Pour réussir un beau massif, du genre mixed-border à l’anglaise (soyons ambitieux!), voici quelques règles de base:

  • Faire en sorte que ça ait l’air d’avoir poussé tout seul, naturellement.
  • Veiller aux contrastes entre les hauteurs des plantes, les couleurs, les structures et les formes du feuillage. Autrement dit: éviter de mettre côte à côte deux espèces qui se ressemblent.
  • Imaginer le volume que prendra chaque plante dans le futur et l’ombre qu’elle générera, histoire de choisir les bonnes combinaisons
  • Planter plusieurs plantes de la même espèce l’une à côté de l’autre (de préférence en nombre impair), pour qu’elles puissent se faire une place au soleil.
  • Penser à échelonner les floraisons au fil des saisons pour que le massif soit toujours attrayant. Par exemple perce-neige, puis hellébores, puis euphorbes et sauges, puis asters et graminées en structure d’automne. Et tout cela bien sûr, en respectant les exigences écologiques de chaque espèce («la bonne plante au bon endroit») et en gardant à l’esprit toutes les règles citées plus haut.
  • Se laisser surprendre par les semis spontanés d’annuelles (ex. coquelicot, myosotis) et bisannuelles (ex: cardère, bouillon blanc) qui s’immiscent entre les vivaces: elles sont efficaces pour boucher les trous et/ou donner de la structure
  • Pour le charme et la biodiversité, inclure et/ou tolérer une bonne proportion d’espèces sauvages indigènes, si appréciées par la petite faune

Vous l’aurez compris, l’exercice n’est pas facile. Qui plus est sous un climat nettement moins arrosé qu’en Grande-Bretagne. Qu’à cela ne tienne, j’ai retroussé mes manches et repris à zéro un massif dont l’entretien m’épuisait depuis toujours. Et pour cause: en guise de sol, nous avions déversé en contrebas de l’étang créé il y à 20 ans un mélange de cailloux et de gravats de tuiles et de briques issus de travaux de rénovation de la maison, puis recouvert le tout d’un peu de terre végétale, dans l’idée de privilégier une flore de friche originale. Question biodiversité, c’était une réussite, mais pour que l’ensemble reste présentable en plein centre du jardin, je ne compte pas le nombre d’heures passées à arracher les rhizomes de chiendents, orties et aegopodes qui s’étaient enfilés entre les briques! Cette année j’en ai eu marre: j’ai profité des vacances pour exhumer une bonne partie de cette caillasse et offrir un sol de qualité à de nouvelles plantations. 
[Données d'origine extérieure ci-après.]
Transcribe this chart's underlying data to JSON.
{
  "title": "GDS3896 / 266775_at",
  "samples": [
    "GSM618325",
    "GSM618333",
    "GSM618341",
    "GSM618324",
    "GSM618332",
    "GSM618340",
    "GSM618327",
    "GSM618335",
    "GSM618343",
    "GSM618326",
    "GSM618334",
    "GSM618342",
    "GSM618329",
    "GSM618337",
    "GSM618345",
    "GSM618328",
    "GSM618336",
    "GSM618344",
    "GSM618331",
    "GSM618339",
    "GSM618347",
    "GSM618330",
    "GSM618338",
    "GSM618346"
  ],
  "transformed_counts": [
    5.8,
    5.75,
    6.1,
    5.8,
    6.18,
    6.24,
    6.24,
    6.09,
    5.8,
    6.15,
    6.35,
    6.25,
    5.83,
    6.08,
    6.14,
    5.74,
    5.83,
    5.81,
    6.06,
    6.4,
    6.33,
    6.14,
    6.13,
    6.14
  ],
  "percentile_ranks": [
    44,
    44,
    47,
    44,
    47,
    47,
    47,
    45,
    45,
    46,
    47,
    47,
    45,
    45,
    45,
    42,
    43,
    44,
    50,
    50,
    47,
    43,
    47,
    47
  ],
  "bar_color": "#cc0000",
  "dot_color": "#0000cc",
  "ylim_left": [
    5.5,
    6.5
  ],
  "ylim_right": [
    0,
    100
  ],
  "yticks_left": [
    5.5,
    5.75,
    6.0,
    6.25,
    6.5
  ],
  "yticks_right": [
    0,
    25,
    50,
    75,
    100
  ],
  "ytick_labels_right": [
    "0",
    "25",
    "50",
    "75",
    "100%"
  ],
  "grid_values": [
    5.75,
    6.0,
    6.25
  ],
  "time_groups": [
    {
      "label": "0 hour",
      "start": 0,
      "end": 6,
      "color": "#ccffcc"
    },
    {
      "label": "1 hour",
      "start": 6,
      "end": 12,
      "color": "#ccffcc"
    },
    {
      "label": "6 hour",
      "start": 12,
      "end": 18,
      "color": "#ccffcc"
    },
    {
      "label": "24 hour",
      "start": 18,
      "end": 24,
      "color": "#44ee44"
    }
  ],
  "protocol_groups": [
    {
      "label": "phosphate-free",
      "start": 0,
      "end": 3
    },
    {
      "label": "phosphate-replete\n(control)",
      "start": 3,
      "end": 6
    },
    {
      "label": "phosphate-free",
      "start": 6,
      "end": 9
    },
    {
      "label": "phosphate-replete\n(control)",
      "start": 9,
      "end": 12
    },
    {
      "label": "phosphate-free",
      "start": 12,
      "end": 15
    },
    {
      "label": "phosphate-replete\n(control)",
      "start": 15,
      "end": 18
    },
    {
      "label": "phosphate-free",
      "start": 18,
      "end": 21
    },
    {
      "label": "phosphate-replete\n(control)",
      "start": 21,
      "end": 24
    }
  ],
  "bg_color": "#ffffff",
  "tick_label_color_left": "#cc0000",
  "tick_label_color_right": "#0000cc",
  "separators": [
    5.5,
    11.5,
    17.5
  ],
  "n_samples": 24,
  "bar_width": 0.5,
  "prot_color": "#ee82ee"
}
Samedi dernier c’était le grand jour. Issues de boutures, de divisions de touffes, de semis, de troc entre amies ou de mes pépinières préférées (lautrejardin, le Bioley, Jaggy), les plantes étaient fin prêtes à entrer en scène. Une fois de plus, j’ai sauté la case “dessin” et les ai disposées à l’instinct, tout en profitant aussi des conseils de Gaël qui a eu la bonne idée de faire un stage dans l’incroyable jardin anglais de Great Dixter, et un autre dans celui non moins génial des Jardiniers du Possible, à Estevenens (FR). Patience. Il faudra attendre au moins 2 ans pour pouvoir juger du résultat. Aucun problème: d’ici là, je suis sûre que je ne m’ennuierais pas.